Uma das patologias que se manifestam nos governos em vias de se despenharem num qualquer precipício eleitoral é o discurso reiterado da estupidez. E o que é a estupidez, então? Asneira, disparate, parvoíce, entre outros, constituem alguns sinónimos a aplicar conforme as circunstâncias, o que mostra que a estupidez não se deixa apreender facilmente, que as suas metamorfoses fazem dela algo a que ninguém está seguro de escapar. Flaubert, Proust, Gombrowicz, Musil ou Thomas Bernhard, todos eles escritores que integram a minha biblioteca de quarto escuro, encontraram na ironia ou no humor - leio num número pretérito do Magazine Littéraire dedicado, precisamente, à bêtise - a forma mais adequada para a denúncia dos avanços dissimulados da bêtise, sem garantias, contudo, de conseguirem escapar-lhe. Até porque, às vezes, aquela revela-se, como observa Clément Rosset, em «segundo grau», isto é, aparentemente reflexiva e apanágio de homens com qualidades.

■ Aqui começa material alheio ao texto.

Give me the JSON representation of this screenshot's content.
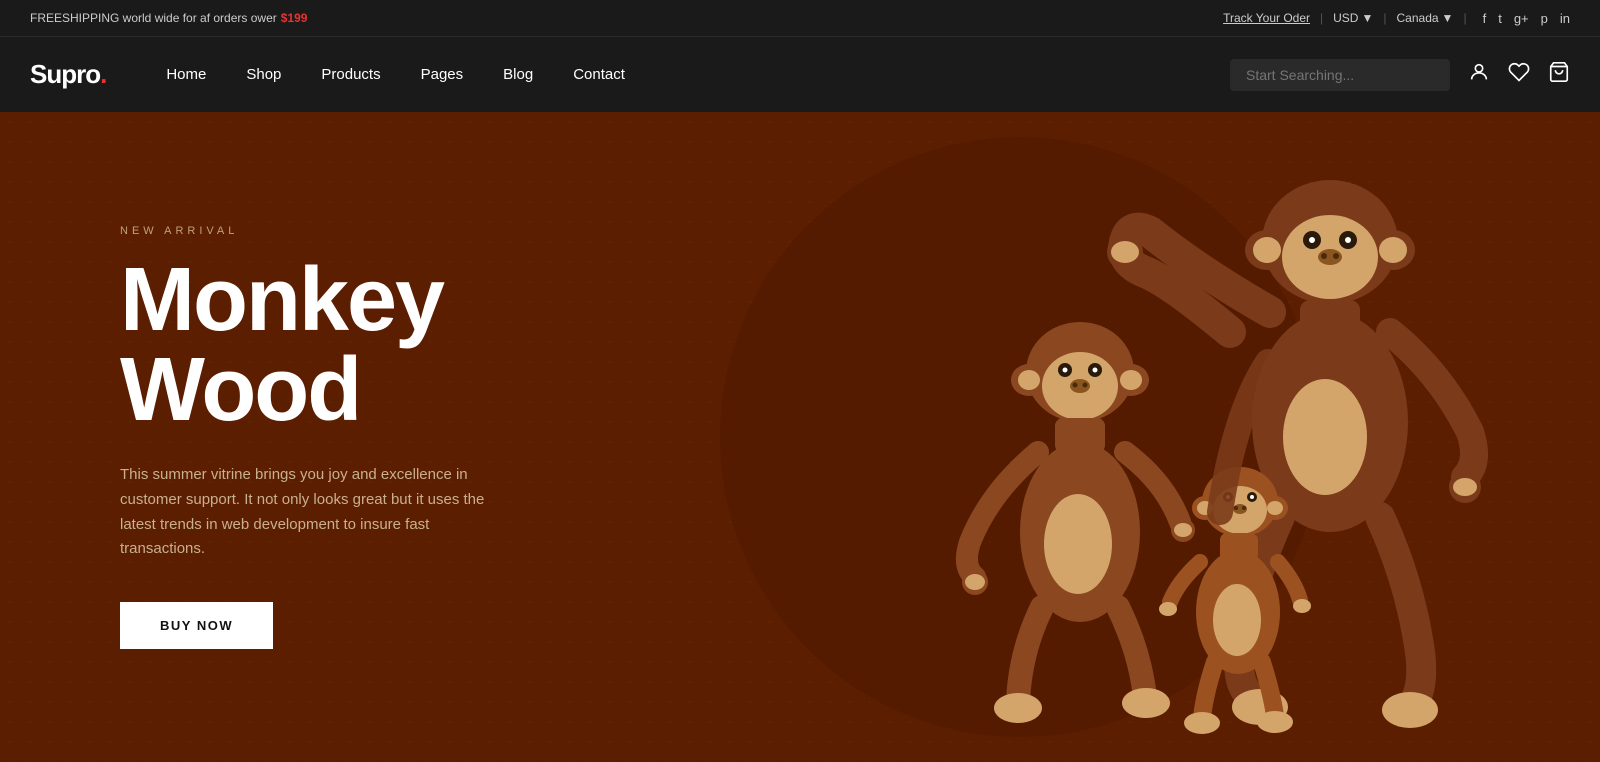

«A bêtise – escreve Clément Rosset, em Le réel et son double, Minuit, 1997 - é de natureza intervencionista: ela não procura decifrar, mas sim emitir repetidamente. Ela fala, fala, ela não pára nunca de acrescentar». Repetitivo e irredutível, fechado sobre si mesmo, o discurso da estupidez é opaco mas obstinado. Diz-se determinado, mas é, sobretudo, obsessivo. Manifestações do discurso da estupidez em «segundo grau», disfarçadas num discurso aparentemente reflexivo, mas afirmativo e, ao mesmo tempo, insensível à argumentação dos outros, na tentativa de controlar o espaço saturado das escolas, temo-las visto em abundância sempre que a ministra da Educação ou os seus secretários de Estado falam, falam, e não param de acrescentar ao seu discurso sobre a avaliação dos professores. Há dias,à pergunta de uma jornalista sobre o que fará se houver novas manifestações de professores pelo facto de não ser suspenso o «modelo simplex de avaliação», a ministra da Educação, sem reflectir, em primeiro grau, portanto, respondeu: «Haverá, haverá».

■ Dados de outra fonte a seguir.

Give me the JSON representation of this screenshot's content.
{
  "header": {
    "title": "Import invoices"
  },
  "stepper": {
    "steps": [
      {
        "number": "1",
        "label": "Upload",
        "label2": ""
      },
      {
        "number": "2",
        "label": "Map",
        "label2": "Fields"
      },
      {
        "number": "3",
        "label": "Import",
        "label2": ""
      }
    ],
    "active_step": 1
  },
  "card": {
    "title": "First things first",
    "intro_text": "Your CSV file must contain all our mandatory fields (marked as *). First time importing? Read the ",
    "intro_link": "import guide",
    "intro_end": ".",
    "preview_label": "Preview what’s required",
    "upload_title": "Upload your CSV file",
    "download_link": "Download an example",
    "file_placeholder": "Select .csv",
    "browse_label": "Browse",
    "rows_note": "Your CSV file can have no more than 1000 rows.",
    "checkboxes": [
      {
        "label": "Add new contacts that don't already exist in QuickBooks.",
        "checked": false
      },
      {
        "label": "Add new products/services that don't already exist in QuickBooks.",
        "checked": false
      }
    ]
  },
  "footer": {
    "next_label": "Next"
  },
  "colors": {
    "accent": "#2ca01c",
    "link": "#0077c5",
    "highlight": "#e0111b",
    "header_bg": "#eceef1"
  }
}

Assim, indiferentes ao torvelinho provocado pelo seu próprio discurso autista, vão estes sujeitos mais ou menos reflexivos, repetitivos e irredutíveis, empurrando o governo para o abismo, sem querer saber o que haverá do outro lado. Incapazes de controlar o seu discurso enquistado, porque isso seria contrário à própria natureza da estupidez, no seu estertor vão estes governantes imitando o idiota de Rilke na «Canção do Idiota» : «Não me incomodam. Deixam-me ir. / Dizem que não pode acontecer nada. /Ainda bem. / Não pode acontecer nada. Tudo chega e gira / sempre em torno do Espírito Santo, /em torno de determinado espírito (tu sabes) — / que bem» [Rainer Maria Rilke, in O Livro das Imagens, Relógio d´Água].